Penzato, J. concurs and assigns reasons.
PENZATO, J., concurs.
The Haynes Interests plaintiffs’ legal malpractice claims are perempted on the face of the petition pursuant to the one-year "discovery" peremptive period set forth in La. R.S. 9:5605(A). Specifically, the petition was filed on October 22, 2021 and reflects that the motions for summary judgment were granted, dismissing EBRSC and Garney, on November 28, 2018. I find this is the relevant date for the plaintiffs’ malpractice action, rather than the date the motions were filed. November 28, 2018 was the last possible date of omission, since the allegedly negligent attorneys were not prohibited from conducting discovery, gathering evidence, and inquiring into insurance coverage - the basis of the Haynes Interests plaintiffs’ malpractice allegations - while the motions for summary judgment were pending. See Graham v. Conque , 626 So.2d 870, 873 (La. App. 3rd Cir. 1993), writ denied , 634 So.2d 383 (La. 1994) (The latest date on which the proper defendants could have been timely named in the plaintiffs’ wrongful death suit was one year from the date of the accident under La. C.C. art. 3492. Accordingly, the peremptive period began to run on "the last possible date of omission.") See also Murray v. Ward , 2018-1371 (La. App. 1st Cir. 6/10/19), 280 So.3d 625, 630, writ denied , 2019-01149 (La. 10/21/19), 280 So.3d 1166 (finding the date of the alleged malpractice, failing to timely serve and name the proper defendants, occurred on the date the underlying case prescribed.) Thus, the Haynes Interests plaintiffs’ malpractice action was filed more than one year following the act of malpractice, but within three years of the act.
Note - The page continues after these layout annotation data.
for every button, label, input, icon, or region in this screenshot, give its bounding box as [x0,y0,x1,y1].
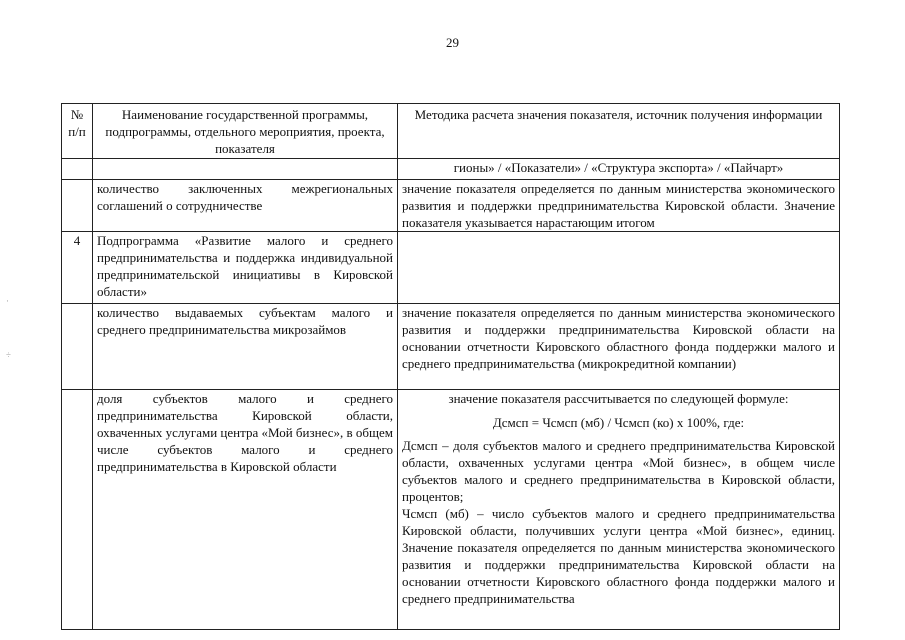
formula-definition: Чсмсп (мб) – число субъектов малого и среднего предпринимательства Кировской области, получивших услуги центра «Мой бизнес», единиц. Значение показателя определяется по данным министерства экономического развития и поддержки предпринимательства Кировской области на основании отчетности Кировского областного фонда поддержки малого и среднего предпринимательства [402,506,835,606]
scan-mark: ÷ [6,350,11,360]
row-name: Подпрограмма «Развитие малого и среднего предпринимательства и поддержка индивидуальной предпринимательской инициативы в Кировской области» [93,232,398,304]
row-name: количество выдаваемых субъектам малого и среднего предпринимательства микрозаймов [93,304,398,390]
row-num [62,390,93,630]
header-num: № п/п [62,104,93,159]
table-row [62,390,840,630]
row-method [398,390,840,630]
row-num [62,304,93,390]
formula-definition: Дсмсп – доля субъектов малого и среднего предпринимательства Кировской области, охваченных услугами центра «Мой бизнес», в общем числе субъектов малого и среднего предпринимательства в Кировской области, процентов; [402,438,835,504]
scan-mark: · [6,296,9,306]
row-num [62,180,93,232]
formula: Дсмсп = Чсмсп (мб) / Чсмсп (ко) x 100%, где: [492,415,745,430]
table-row [62,159,840,180]
row-name: доля субъектов малого и среднего предпринимательства Кировской области, охваченных услугами центра «Мой бизнес», в общем числе субъектов малого и среднего предпринимательства в Кировской области [93,390,398,630]
row-name: количество заключенных межрегиональных соглашений о сотрудничестве [93,180,398,232]
row-method: гионы» / «Показатели» / «Структура экспорта» / «Пайчарт» [398,159,840,180]
row-name [93,159,398,180]
table-header-row [62,104,840,159]
page-number: 29 [446,35,459,50]
row-num: 4 [62,232,93,304]
header-method: Методика расчета значения показателя, источник получения информации [398,104,840,159]
row-num [62,159,93,180]
table-row [62,180,840,232]
row-method [398,232,840,304]
table-row [62,304,840,390]
indicator-table [61,103,840,630]
table-row [62,232,840,304]
row-method: значение показателя определяется по данным министерства экономического развития и поддержки предпринимательства Кировской области на основании отчетности Кировского областного фонда поддержки малого и среднего предпринимательства (микрокредитной компании) [398,304,840,390]
row-method: значение показателя определяется по данным министерства экономического развития и поддержки предпринимательства Кировской области. Значение показателя указывается нарастающим итогом [398,180,840,232]
formula-intro: значение показателя рассчитывается по следующей формуле: [448,391,789,406]
header-name: Наименование государственной программы, подпрограммы, отдельного мероприятия, проекта, показателя [93,104,398,159]
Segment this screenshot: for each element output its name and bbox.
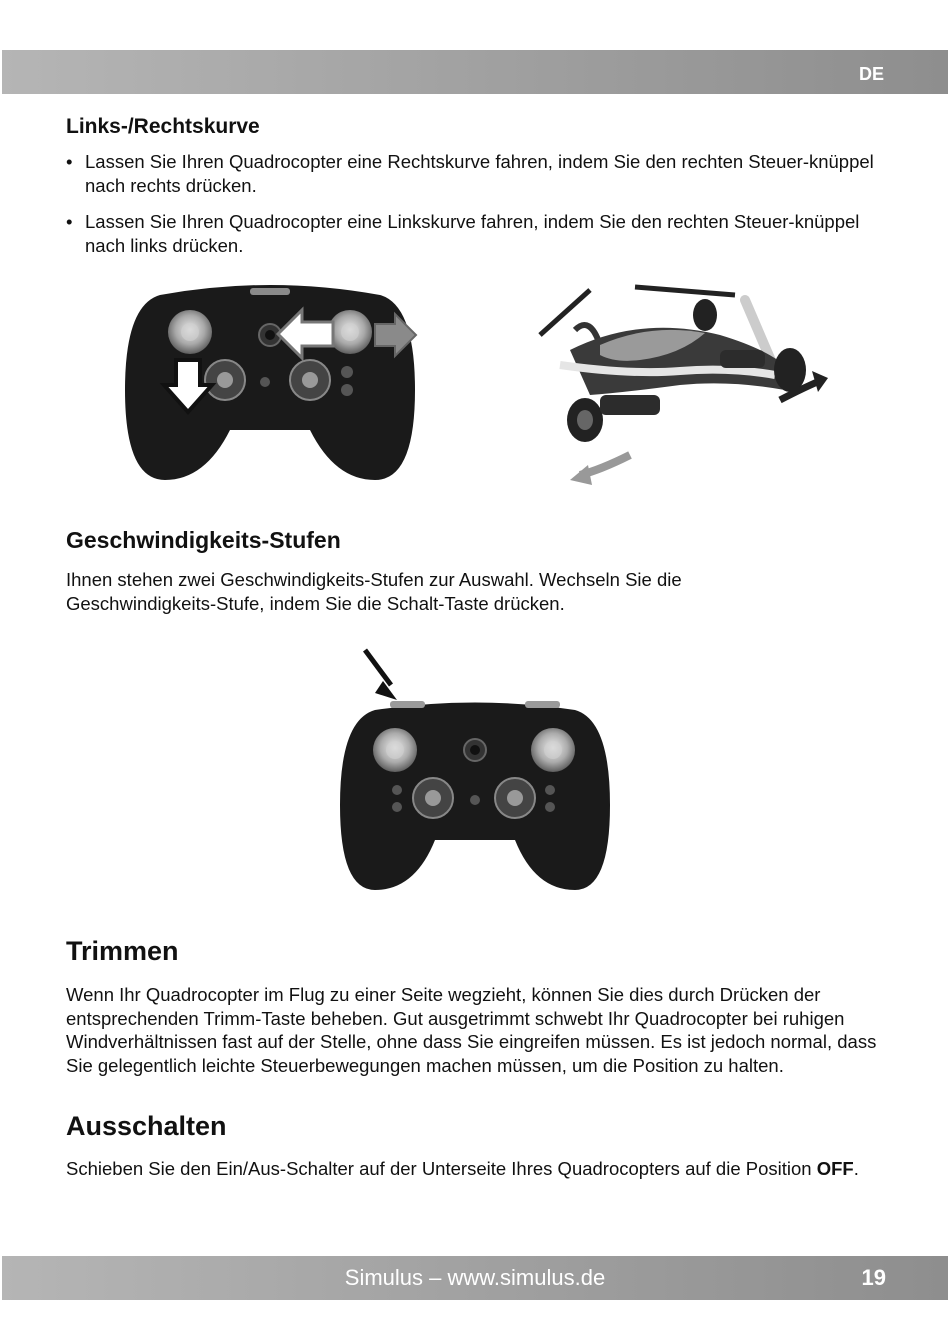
heading-trim: Trimmen [66, 936, 179, 966]
controller-turn-image [120, 280, 420, 485]
off-text-main: Schieben Sie den Ein/Aus-Schalter auf der Unterseite Ihres Quadrocopters auf die Position [66, 1158, 817, 1179]
trim-text: Wenn Ihr Quadrocopter im Flug zu einer Seite wegzieht, können Sie dies durch Drücken der entsprechenden Trimm-Taste beheben. Gut ausgetrimmt schwebt Ihr Quadrocopter bei ruhigen Windverhältnissen fast auf der Stelle, ohne dass Sie eingreifen müssen. Es ist jedoch normal, dass Sie gelegentlich leichte Steuerbewegungen machen müssen, um die Position zu halten. [66, 984, 877, 1076]
bullet-left-curve: • Lassen Sie Ihren Quadrocopter eine Linkskurve fahren, indem Sie den rechten Steuer-knüppel nach links drücken. [66, 210, 896, 258]
off-text [66, 1157, 896, 1181]
footer-bar [2, 1256, 948, 1300]
footer-text: Simulus – www.simulus.de [344, 1265, 606, 1290]
header-bar [2, 50, 948, 94]
off-position: OFF [816, 1158, 854, 1179]
off-text-end: . [853, 1158, 859, 1179]
heading-off: Ausschalten [66, 1111, 227, 1141]
language-label: DE [858, 64, 884, 84]
bullet-right-curve: • Lassen Sie Ihren Quadrocopter eine Rechtskurve fahren, indem Sie den rechten Steuer-knüppel nach rechts drücken. [66, 150, 896, 198]
drone-turn-image [530, 275, 830, 490]
heading-curve: Links-/Rechtskurve [66, 115, 260, 138]
arrow-pointer-icon [365, 650, 391, 685]
page-number: 19 [861, 1265, 886, 1290]
speed-text: Ihnen stehen zwei Geschwindigkeits-Stufen zur Auswahl. Wechseln Sie die Geschwindigkeits-Stufe, indem Sie die Schalt-Taste drücken. [66, 569, 682, 614]
controller-speed-image [335, 645, 615, 895]
curve-bullet-list [66, 150, 896, 270]
heading-speed: Geschwindigkeits-Stufen [66, 527, 341, 553]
For this reason, I find the trial court erred by finding that suit was filed more than three years from the granting of the motions for judgment.
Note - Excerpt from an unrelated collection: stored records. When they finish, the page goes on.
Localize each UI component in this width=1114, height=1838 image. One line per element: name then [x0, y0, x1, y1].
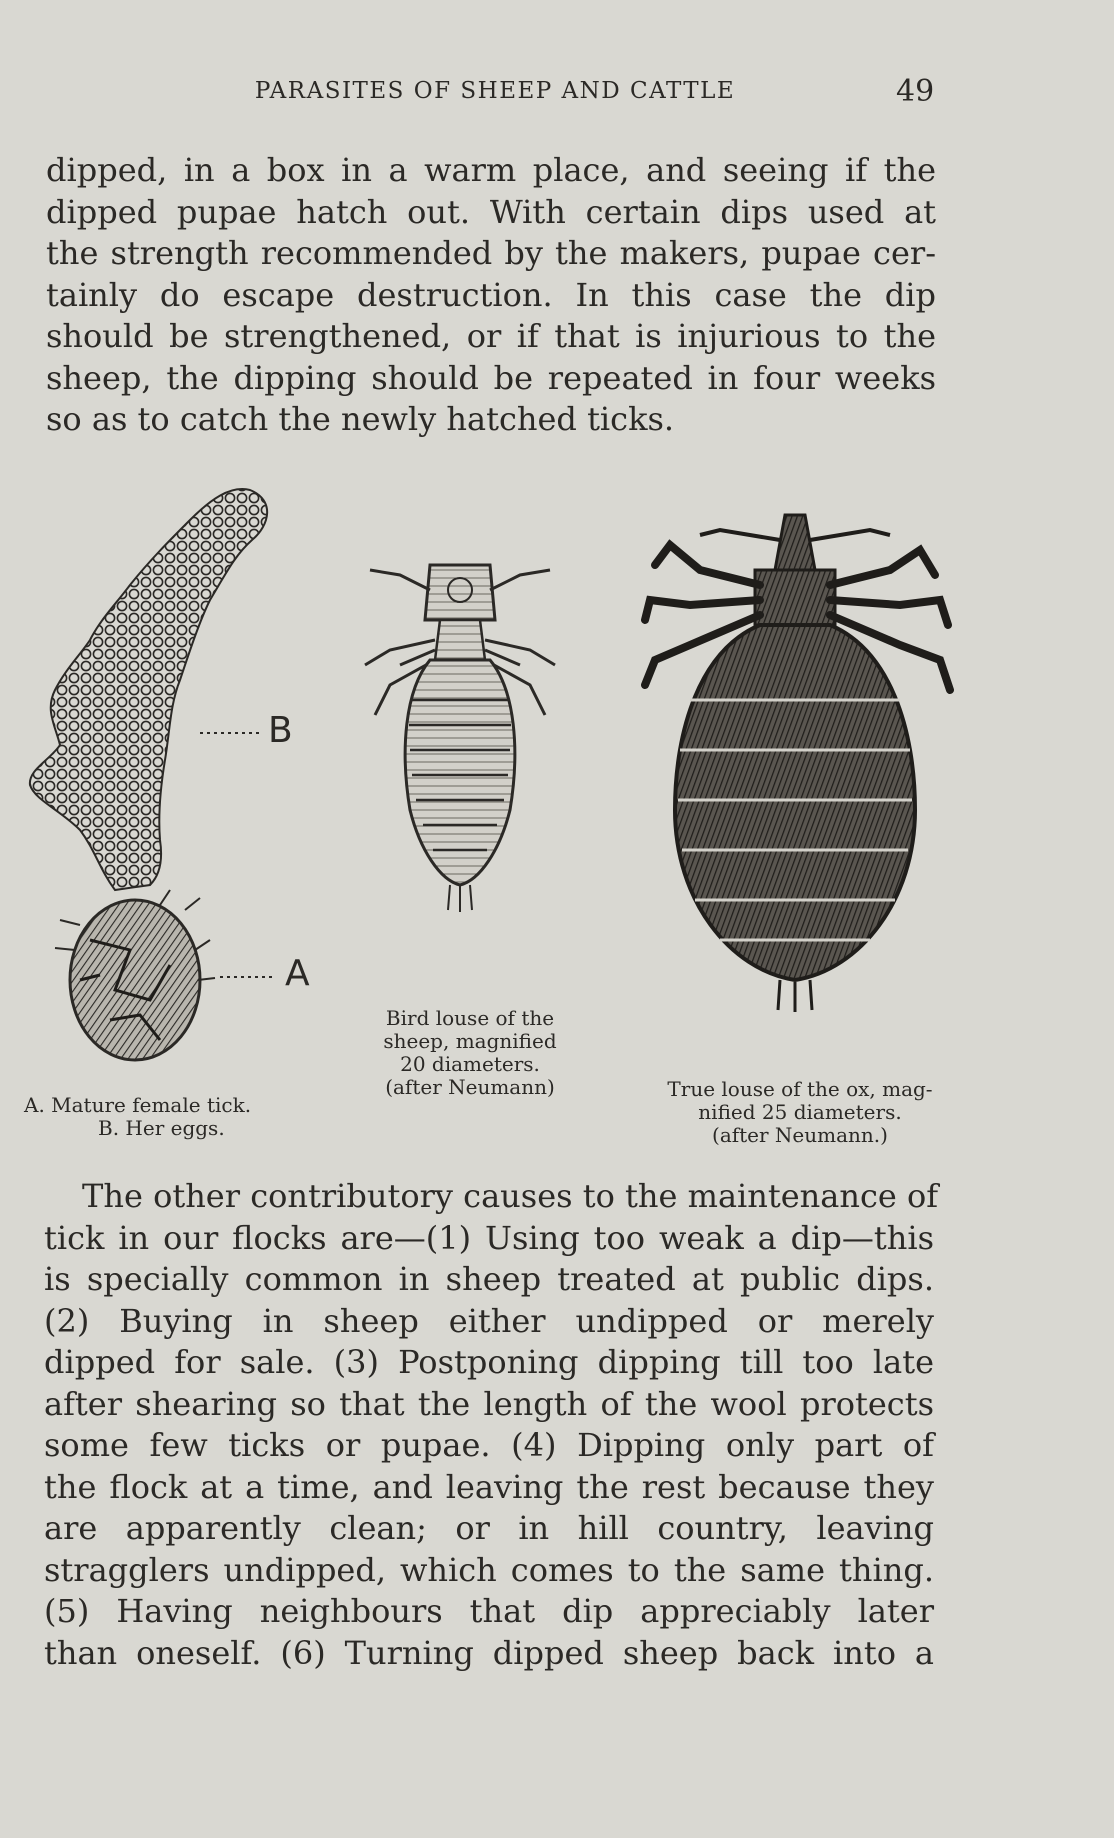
tick-label: A — [285, 953, 310, 994]
text-line: than oneself. (6) Turning dipped sheep back into a — [44, 1633, 934, 1672]
text-line: the strength recommended by the makers, pupae cer- — [46, 234, 936, 272]
paragraph-bottom — [44, 1176, 939, 1674]
caption-line: nified 25 diameters. — [698, 1100, 902, 1124]
running-title: PARASITES OF SHEEP AND CATTLE — [254, 78, 736, 104]
text-line: tainly do escape destruction. In this case the dip — [46, 275, 936, 314]
egg-label: B — [268, 710, 293, 751]
ox-louse-caption — [640, 1078, 960, 1147]
text-line: dipped, in a box in a warm place, and seeing if the — [46, 151, 936, 189]
tick-body — [70, 900, 200, 1060]
text-line: are apparently clean; or in hill country, leaving — [44, 1509, 934, 1547]
page-number: 49 — [896, 74, 935, 109]
egg-mass — [30, 489, 267, 890]
caption-line: (after Neumann.) — [712, 1123, 888, 1147]
text-line: should be strengthened, or if that is injurious to the — [46, 317, 936, 355]
text-line: (5) Having neighbours that dip appreciably later — [44, 1592, 934, 1630]
text-line: is specially common in sheep treated at public dips. — [44, 1260, 934, 1298]
caption-line: B. Her eggs. — [98, 1116, 225, 1140]
caption-line: Bird louse of the — [385, 1006, 555, 1030]
caption-line: (after Neumann) — [385, 1075, 555, 1099]
text-line: (2) Buying in sheep either undipped or merely — [44, 1301, 934, 1340]
text-line: so as to catch the newly hatched ticks. — [46, 400, 675, 438]
bird-louse-illustration — [330, 550, 590, 950]
text-line: dipped pupae hatch out. With certain dips used at — [46, 192, 936, 231]
text-line: dipped for sale. (3) Postponing dipping till too late — [44, 1343, 934, 1381]
tick-caption — [24, 1094, 251, 1140]
text-line: after shearing so that the length of the wool protects — [44, 1384, 934, 1423]
text-line: stragglers undipped, which comes to the same thing. — [44, 1550, 934, 1589]
ox-louse-illustration — [620, 490, 980, 1060]
text-line: tick in our flocks are—(1) Using too weak a dip—this — [44, 1218, 934, 1257]
caption-line: True louse of the ox, mag- — [667, 1077, 933, 1101]
ox-louse-abdomen — [675, 625, 915, 980]
text-line: sheep, the dipping should be repeated in four weeks — [46, 358, 936, 397]
caption-line: sheep, magnified — [383, 1029, 557, 1053]
caption-line: A. Mature female tick. — [24, 1093, 252, 1117]
caption-line: 20 diameters. — [400, 1052, 540, 1076]
text-line: some few ticks or pupae. (4) Dipping only part of — [44, 1426, 934, 1464]
paragraph-top — [46, 150, 936, 441]
bird-louse-caption — [360, 1007, 580, 1099]
text-line: The other contributory causes to the maintenance of — [82, 1177, 939, 1215]
text-line: the flock at a time, and leaving the rest because they — [44, 1467, 934, 1506]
A petition is not prescribed on its face if it is filed within one year of discovery and particularly alleged facts show that the plaintiff was unaware of the alleged malpractice before that date, so long as the filing delay was not willful, negligent, or unreasonable. The petition must state with particularity the act of alleged malpractice and the date it was discovered, and these questions must be answered solely upon the allegations of the complaint. In re Medical Review Panel of Health, 2021-01367 (La. 6/29/22), 345 So.3d 992, 996-97, citing Campo v. Correa , 2001-2707 (La. 6/21/02), 828 So.2d 502, 509. See also Teague v. St Paul Fire & Marine Ins. Co ., 2007-1384 (La. 2/1/08), 974 So.2d 1266, 1276, citing Campo , 828 So.2d at 510-11, to determine when peremption on a legal malpractice action began to run pursuant to the discovery rule ("Because the provisions on prescription governing computation of time apply to peremption, the principles applicable in the computation of time under the discovery rule in the medical malpractice provisions, although prescriptive in nature, nevertheless should apply to the computation of time under the discovery rule of the peremptive period for legal malpractice.")
Here, the petition filed by the Haynes Interests plaintiffs does not allege a date of discovery and does not particularly allege facts to show that the plaintiffs were unaware of the alleged malpractice before that date. It is also not clear from the petition that the Haynes Interests plaintiffs’ failure to discover the alleged malpractice was not willful, negligent, or unreasonable. Thus, the petition is prescribed on its face, and the Haynes Interests plaintiffs failed to come forward with evidence to prove their suit for legal malpractice is not perempted. Therefore, I agree the defendants’ exception of peremption was properly granted.